1. Arbeitslose, deren Leistungsanspruch gemäß § 119 Abs. 3 AFG (jetzt: § 147 SGB III) erloschen ist, sind auch dann für die Dauer von drei Monaten nicht als Arbeitslose zu zählen, wenn sie ihr Bewerberangebot aufrechterhalten. Das gilt analog auch für Nichtleistungsempfänger.

2. Arbeitserlaubnispflichtige Ehegatten und Kinder ausländischer Arbeitnehmer sowie Asylbewerber, die eine erstmalige Beschäftigung im Bundesgebiet anstreben, werden nicht als Arbeitslose ausgewiesen, da sie weder über eine Arbeitserlaubnis verfügen noch einen Rechtsanspruch auf deren Erteilung haben.
Oktober 1990
Aufgrund des Einigungsvertrages in Verbindung mit Artikel 1 des Einigungsvertragsgesetzes gelten Empfänger von Altersübergangsgeld nach § 249 e und f AFG (später § 429 SGB III) wegen fehlender Verfügbarkeit für die Arbeitsvermittlung nicht als Arbeitslose.
August 1992
Auf Weisung des Bundesministers für Arbeit und Sozialordnung im Rahmen von § 6 Abs. 3 S. 4 AFG werden Asylbewerber sowie deren Ehegatten und Kinder erst dann als Arbeitslose erfasst, wenn sie Leistungsbezieher sind.
Mitte 1994
Empfänger von Arbeitslosenhilfe, die mit Zustimmung des Arbeitsamtes gemeinnützige und zusätzliche Arbeit im Sinne des § 16 Abs. 3 BSHG verrichten, sind während der Arbeit nicht als Arbeitslose zu zählen (Runderlass v. 21.9.1994).
Januar 1998
Mit dem § 122 Abs. 2 Nr. 3 SGB III wurde festgelegt, dass Empfänger von Lohnersatzleistungen die Arbeitslosmeldung nach Ablauf von drei Monaten zu erneuern haben.
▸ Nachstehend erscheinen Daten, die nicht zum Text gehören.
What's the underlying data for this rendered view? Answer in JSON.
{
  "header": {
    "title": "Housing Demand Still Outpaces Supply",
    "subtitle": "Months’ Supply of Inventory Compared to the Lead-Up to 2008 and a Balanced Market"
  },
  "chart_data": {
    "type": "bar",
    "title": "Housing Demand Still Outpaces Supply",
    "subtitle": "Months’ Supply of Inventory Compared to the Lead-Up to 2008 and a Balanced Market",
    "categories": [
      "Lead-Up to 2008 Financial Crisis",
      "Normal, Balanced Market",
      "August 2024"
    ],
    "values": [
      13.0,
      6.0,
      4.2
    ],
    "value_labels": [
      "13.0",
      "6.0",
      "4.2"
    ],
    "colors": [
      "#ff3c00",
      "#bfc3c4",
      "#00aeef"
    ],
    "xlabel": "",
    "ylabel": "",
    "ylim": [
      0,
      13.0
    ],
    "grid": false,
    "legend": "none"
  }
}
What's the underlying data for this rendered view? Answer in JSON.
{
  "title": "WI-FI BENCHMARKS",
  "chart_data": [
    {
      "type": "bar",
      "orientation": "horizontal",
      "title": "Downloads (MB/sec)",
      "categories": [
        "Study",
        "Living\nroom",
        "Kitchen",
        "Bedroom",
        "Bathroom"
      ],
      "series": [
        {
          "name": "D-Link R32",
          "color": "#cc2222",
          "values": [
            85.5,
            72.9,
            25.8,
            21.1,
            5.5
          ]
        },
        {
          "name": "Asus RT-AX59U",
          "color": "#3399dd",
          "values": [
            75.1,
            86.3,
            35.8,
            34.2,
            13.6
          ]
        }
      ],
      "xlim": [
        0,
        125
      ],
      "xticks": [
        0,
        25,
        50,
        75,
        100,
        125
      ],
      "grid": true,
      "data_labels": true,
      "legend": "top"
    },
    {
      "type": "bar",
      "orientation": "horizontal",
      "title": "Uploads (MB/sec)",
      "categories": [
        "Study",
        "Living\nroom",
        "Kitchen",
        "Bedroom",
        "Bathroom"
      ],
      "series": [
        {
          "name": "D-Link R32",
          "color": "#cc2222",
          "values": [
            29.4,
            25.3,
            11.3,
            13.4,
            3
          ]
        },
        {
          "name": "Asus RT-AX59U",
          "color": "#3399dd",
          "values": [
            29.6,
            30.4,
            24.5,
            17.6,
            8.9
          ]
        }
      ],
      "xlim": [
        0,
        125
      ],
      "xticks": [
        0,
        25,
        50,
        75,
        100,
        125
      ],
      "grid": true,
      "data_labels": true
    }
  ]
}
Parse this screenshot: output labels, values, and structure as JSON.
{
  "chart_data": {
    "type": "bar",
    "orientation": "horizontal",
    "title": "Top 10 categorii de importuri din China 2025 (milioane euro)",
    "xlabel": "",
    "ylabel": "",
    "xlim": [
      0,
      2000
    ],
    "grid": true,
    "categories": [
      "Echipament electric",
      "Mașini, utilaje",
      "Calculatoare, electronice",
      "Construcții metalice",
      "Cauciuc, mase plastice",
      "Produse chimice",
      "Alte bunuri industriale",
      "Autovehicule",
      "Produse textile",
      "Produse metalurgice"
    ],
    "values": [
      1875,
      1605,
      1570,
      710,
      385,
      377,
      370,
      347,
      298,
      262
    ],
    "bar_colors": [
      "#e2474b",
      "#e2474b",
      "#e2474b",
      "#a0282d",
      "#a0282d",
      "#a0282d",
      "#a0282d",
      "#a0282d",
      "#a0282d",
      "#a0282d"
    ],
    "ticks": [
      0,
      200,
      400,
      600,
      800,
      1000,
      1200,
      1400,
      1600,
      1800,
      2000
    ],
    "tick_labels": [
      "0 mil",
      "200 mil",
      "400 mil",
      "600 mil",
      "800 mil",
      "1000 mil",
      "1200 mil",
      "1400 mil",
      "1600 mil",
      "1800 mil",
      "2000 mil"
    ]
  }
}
Diese Regelung wurde zum 1. August 1999 wieder gestrichen.
Januar 1998
Im § 118 Abs. 2 SGB III wurde bestimmt, dass nicht mehr eine Beschäftigung von weniger als 18 Wochenstunden, sondern von weniger als 15 Wochenstunden Arbeitslosigkeit nicht ausschließt.
Januar 2003
Nach dem § 32 Abs. 4 Einkommensteuergesetz genügt eine Meldung bei der Agentur für Arbeit als Arbeitsuchender, um einen Anspruch auf Kindergeld geltend machen zu können. Eine Arbeitslosmeldung ist – anders als früher - nicht mehr erforderlich.
Mai 2003
Mit dem § 252 Abs. 8 SGB VI wurde ab Mai 2003 geregelt, dass Anrechnungszeiten für die Rente Versicherten auch dann anerkannt werden, wenn sie nach Vollendung des 58. Lebensjahres den Vermittlungsbemühungen der Agenturen für Arbeit nicht mehr voll zur Verfügung stehen und deshalb nicht als arbeitslos gezählt werden. Damit wurde auch für ältere Arbeitslose ohne Anspruch auf Lohnersatzleistungen eine analoge Regelung zum § 428 SGB III geschaffen.
Januar 2004
Im § 16 Abs. 2 SGB III wurde ausdrücklich festgestellt, dass Teilnehmer an Maßnahmen der aktiven Arbeitsmarktpolitik nicht als arbeitslos gelten. Damit werden anders als bisher auch Teilnehmer an Trainings- und Eingliederungsmaßnahmen nicht mehr als arbeitslos gezählt.
Januar 2005
Zusammenlegung der Arbeitslosen- und Sozialhilfe zur Grundsicherung für Arbeitsuchende (SGB II). Der Begriff der Arbeitslosigkeit wurde dadurch nicht geändert; es werden aber in der Grundsicherung für Arbeitsuchende insbesondere aus zwei Gründen mehr Personen als Arbeitslose erfasst als in dem getrennten System von Arbeitslosen- und Sozialhilfe:

(1) Erwerbsfähige Sozialhilfeempfänger wurden häufig nicht als Arbeitslose erfasst, weil die Arbeitslosmeldung in einer Agentur für Arbeit unterblieben oder nicht erneuert wurde.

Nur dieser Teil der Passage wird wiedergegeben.